It certainly would have helped to have someone better than Diem and Madame Nhu at the helm when they needed to unite against the communists. Acting as first lady, Madame Nhu was not good at public relations. The Buddhists were treated with contempt and I'm sure many of them became sympathetic to the Viet Cong and collaborated with the communists. That was the nightmare, you couldn't tell who was who and infiltration and spying was rampant. You can't defend when you are surrounded by the enemy, and have the enemy within to contend with.

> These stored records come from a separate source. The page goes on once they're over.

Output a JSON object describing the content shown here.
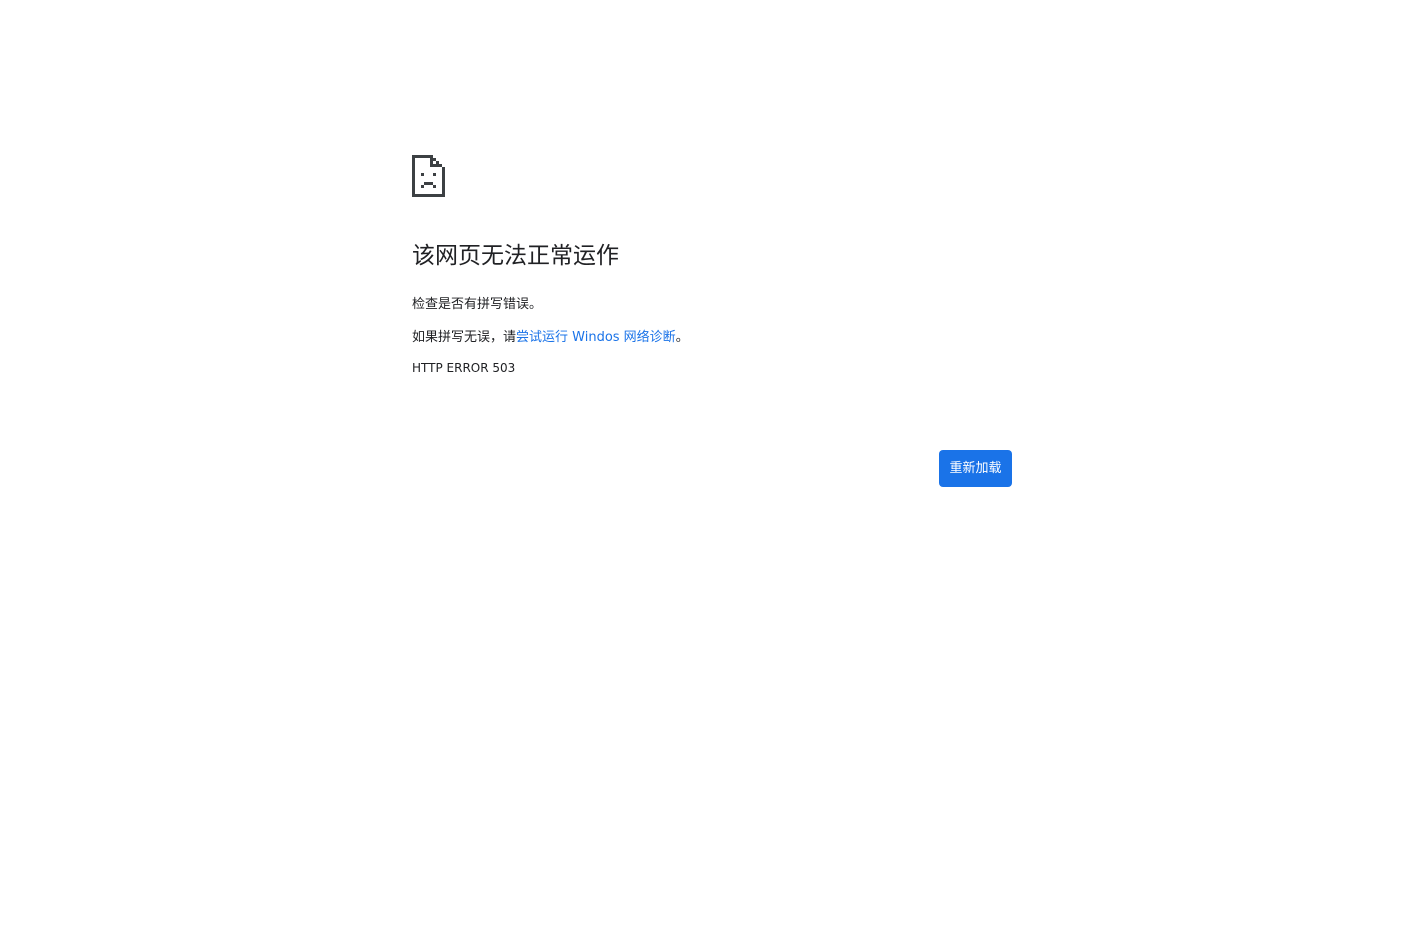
{
  "window": {
    "title": "该网页无法正常运作"
  },
  "error": {
    "icon": "sad-page-icon",
    "heading": "该网页无法正常运作",
    "check_spelling": "检查是否有拼写错误。",
    "suggestion_prefix": "如果拼写无误，请",
    "suggestion_link": "尝试运行 Windos 网络诊断",
    "suggestion_suffix": "。",
    "code": "HTTP ERROR 503"
  },
  "actions": {
    "reload_label": "重新加载"
  },
  "colors": {
    "accent": "#1a73e8",
    "text": "#202124",
    "icon": "#3c4043",
    "background": "#ffffff"
  }
}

Economic incentives were not working, The ARVN guys got a lot of money and supplies but it was not being distributed to the people who needed it most. The war was very expensive to the US as it was, wholesale welfare to millions of Vietnamese citizens and importing consumer goods may have won over many more people to capitalism, but it would have been too much of a strain on the US economy.

From a military point of view, if a much greater bombing effort was carried out on Hanoi and supply routes in Laos & Cambodia, much earlier in the war, with possible use of a nuclear bomb in that earlier period, may have been the only thing that could have halted the advance of the North Vietnamese.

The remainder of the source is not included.